Opportunity found ample evidence that water once flowed on Mars, including the presence of hematite, gypsum and other compounds that—at least on Earth—usually form in the presence of water, reports Elizabeth Howell at Space.com. After surviving 21 months on Mars, Opportunity’s mission was extended and the craft was sent to the rim of the Victoria Crater in 2006. In July 2007, it encountered a huge dust storm that almost ended its mission, dropping its power levels to critical levels. But it pulled through, and took the risky move of driving down into the crater itself and explored its geology for a year. In August 2008, it crawled up the other rim of the Victoria Crater. That’s when researchers decided to swing for the fences and headed Opportunity toward the Endeavor crater, 13 miles away.

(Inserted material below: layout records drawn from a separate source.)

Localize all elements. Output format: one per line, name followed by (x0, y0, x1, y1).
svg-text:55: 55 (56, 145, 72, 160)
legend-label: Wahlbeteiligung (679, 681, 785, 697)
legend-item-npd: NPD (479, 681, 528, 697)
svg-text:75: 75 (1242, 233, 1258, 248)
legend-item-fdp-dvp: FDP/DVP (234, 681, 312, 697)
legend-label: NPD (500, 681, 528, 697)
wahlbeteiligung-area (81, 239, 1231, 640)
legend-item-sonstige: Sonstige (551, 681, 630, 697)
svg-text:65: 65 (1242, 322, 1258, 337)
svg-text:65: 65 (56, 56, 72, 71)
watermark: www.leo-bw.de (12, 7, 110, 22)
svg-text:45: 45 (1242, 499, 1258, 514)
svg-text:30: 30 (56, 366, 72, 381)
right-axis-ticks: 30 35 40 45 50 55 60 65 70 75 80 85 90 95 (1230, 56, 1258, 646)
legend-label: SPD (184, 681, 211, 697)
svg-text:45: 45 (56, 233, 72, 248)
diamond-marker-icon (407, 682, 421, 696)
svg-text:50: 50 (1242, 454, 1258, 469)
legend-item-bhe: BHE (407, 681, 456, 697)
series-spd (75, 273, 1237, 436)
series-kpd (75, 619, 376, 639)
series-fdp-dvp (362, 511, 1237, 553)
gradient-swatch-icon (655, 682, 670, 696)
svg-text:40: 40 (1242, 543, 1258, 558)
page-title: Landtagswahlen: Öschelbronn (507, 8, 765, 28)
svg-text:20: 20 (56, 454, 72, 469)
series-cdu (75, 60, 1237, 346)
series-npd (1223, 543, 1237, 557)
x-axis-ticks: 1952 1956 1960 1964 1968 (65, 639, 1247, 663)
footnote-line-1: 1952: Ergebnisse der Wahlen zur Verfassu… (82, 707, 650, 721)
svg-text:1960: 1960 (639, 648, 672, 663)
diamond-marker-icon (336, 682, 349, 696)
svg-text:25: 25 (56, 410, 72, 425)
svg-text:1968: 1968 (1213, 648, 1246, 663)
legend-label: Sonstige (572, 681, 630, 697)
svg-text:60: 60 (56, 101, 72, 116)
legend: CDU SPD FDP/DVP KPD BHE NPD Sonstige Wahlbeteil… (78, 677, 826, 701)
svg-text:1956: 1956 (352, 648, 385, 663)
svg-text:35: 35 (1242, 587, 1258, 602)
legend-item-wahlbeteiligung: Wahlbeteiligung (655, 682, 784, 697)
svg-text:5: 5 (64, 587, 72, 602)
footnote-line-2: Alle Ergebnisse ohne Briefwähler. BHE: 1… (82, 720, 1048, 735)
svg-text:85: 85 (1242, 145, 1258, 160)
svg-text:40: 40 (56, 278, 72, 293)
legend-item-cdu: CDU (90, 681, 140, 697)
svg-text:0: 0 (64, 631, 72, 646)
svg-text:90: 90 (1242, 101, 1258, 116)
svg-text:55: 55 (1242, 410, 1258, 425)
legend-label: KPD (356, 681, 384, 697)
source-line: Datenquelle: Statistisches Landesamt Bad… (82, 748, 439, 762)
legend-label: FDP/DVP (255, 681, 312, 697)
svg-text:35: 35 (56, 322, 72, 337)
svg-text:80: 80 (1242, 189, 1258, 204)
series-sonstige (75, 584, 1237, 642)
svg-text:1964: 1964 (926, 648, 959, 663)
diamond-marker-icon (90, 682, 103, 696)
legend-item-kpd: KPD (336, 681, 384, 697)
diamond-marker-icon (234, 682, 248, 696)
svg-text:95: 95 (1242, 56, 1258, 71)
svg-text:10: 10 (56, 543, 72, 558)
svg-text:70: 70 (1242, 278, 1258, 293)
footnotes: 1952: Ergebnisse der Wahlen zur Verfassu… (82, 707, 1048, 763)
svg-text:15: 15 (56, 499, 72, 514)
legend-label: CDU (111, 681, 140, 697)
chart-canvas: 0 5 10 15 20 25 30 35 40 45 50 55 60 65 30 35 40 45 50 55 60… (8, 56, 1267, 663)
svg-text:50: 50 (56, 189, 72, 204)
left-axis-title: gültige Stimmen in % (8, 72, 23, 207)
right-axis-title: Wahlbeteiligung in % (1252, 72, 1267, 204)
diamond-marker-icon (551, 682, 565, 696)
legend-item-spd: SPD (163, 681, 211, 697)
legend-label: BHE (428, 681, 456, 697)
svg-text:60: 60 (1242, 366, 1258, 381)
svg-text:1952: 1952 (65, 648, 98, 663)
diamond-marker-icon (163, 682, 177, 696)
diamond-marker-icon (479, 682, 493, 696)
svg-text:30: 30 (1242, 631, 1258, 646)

Geologists believed the crater contained exposed rocks from the Noachian Period 3.6 to 4.2 billion years ago. “The chance to study Mars’ Noachian Period had long been something of a Holy Grail mission for planetary geologists,” writes A.J.S. Rayl at the Planetary Society. It took three years for Opportunity to make the trek to the crater, which it reached in August 2011. Over the course of nearly seven years, it explored the unique geology of Endeavor, finding new rocks and materials seen nowhere else on the planet and identified a whole host of targets for future missions.

NASA’s large 10-foot-long Curiosity rover, which landed on Mars in 2012, is still exploring the planet, though it is currently experiencing glitches in its main computer. Another rover similar to Curiosity is expected to launch in July 2020. NASA will conduct a contest to allow students from K-12 to name the new rover some time this year, just as long as they don’t choose Rover McRoverface.